Edinburg developed in the mid-1700s as a stagecoach stop. The area was originally called "Assanpink," after the nearby Assunpink Creek and the Lenape of Native Americans of the same name that lived in the area. Numerous Lenape artifacts have been discovered in Edinburg over the centuries, suggesting that the Lenape may have once had a settlement here. In 1703, two Lenape - Hapohucquona and Tolomhon - sold hundreds of acres directly south of the Assunpink Creek, in the Edinburg area, to one of the area's first European colonial landowners: David Lyell. Lyell, in turn, sold much of his tract to the area's first colonial settlers.

These early families included the Mounts, Tindalls, Rogers, Hutchinsons, Cubberlys, Grooms, Conovers, Robins, and Hoopers. Around the mid-1800s, they changed the area's name to "Edinburg," reputedly to honor a popular Scottish local.

"Hooper's Tavern" was a popular local hotel that hosted township meetings in the mid-1700s. In later years, Edinburg featured a schoolhouse, hotels, general stores, a post office, blacksmith, foundry, distillery, cider mill, broom factory, wheelwright, cooper, shoemaker, tanyard, basket factories, and more.

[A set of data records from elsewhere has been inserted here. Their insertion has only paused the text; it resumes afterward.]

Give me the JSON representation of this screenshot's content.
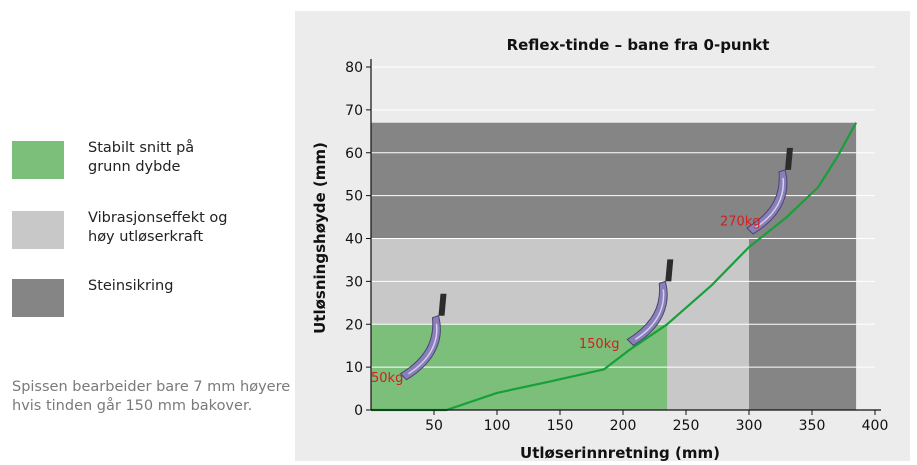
{
  "legend": {
    "items": [
      {
        "label": "Stabilt snitt på\ngrunn dybde",
        "color": "#7cbf7a"
      },
      {
        "label": "Vibrasjonseffekt og\nhøy utløserkraft",
        "color": "#c8c8c8"
      },
      {
        "label": "Steinsikring",
        "color": "#858585"
      }
    ],
    "note": "Spissen bearbeider bare 7 mm høyere hvis tinden går 150 mm bakover."
  },
  "chart_data": {
    "type": "line",
    "title": "Reflex-tinde – bane fra 0-punkt",
    "xlabel": "Utløserinnretning (mm)",
    "ylabel": "Utløsningshøyde (mm)",
    "xlim": [
      0,
      400
    ],
    "ylim": [
      0,
      80
    ],
    "xticks": [
      50,
      100,
      150,
      200,
      250,
      300,
      350,
      400
    ],
    "yticks": [
      0,
      10,
      20,
      30,
      40,
      50,
      60,
      70,
      80
    ],
    "grid": true,
    "regions": [
      {
        "name": "Steinsikring",
        "x": [
          0,
          385
        ],
        "y": [
          0,
          67
        ],
        "color": "#858585"
      },
      {
        "name": "Vibrasjonseffekt og høy utløserkraft",
        "x": [
          0,
          300
        ],
        "y": [
          0,
          40
        ],
        "color": "#c8c8c8"
      },
      {
        "name": "Stabilt snitt på grunn dybde",
        "x": [
          0,
          235
        ],
        "y": [
          0,
          20
        ],
        "color": "#7cbf7a"
      }
    ],
    "series": [
      {
        "color": "#17a03a",
        "x": [
          0,
          60,
          100,
          140,
          185,
          205,
          235,
          270,
          300,
          330,
          355,
          370,
          385
        ],
        "y": [
          0,
          0,
          4,
          6.5,
          9.5,
          14,
          20,
          29,
          38,
          45,
          52,
          59,
          67
        ]
      }
    ],
    "annotations": [
      {
        "text": "50kg",
        "x": 0,
        "y": 6.5,
        "color": "#d02020"
      },
      {
        "text": "150kg",
        "x": 165,
        "y": 14.5,
        "color": "#d02020"
      },
      {
        "text": "270kg",
        "x": 277,
        "y": 43,
        "color": "#d02020"
      }
    ]
  }
}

In the 1970s and beyond, much of the surrounding farmland was replaced by Mercer County Park, Mercer County Community College, and suburban developments. However, Edinburg still retains some of its original farmland and the broader landscape features a few dozen houses that are 100 years old or older.

In October 2019, the Historical Society of West Windsor published an online museum exploring the history of West Windsor- including that of Edinburg.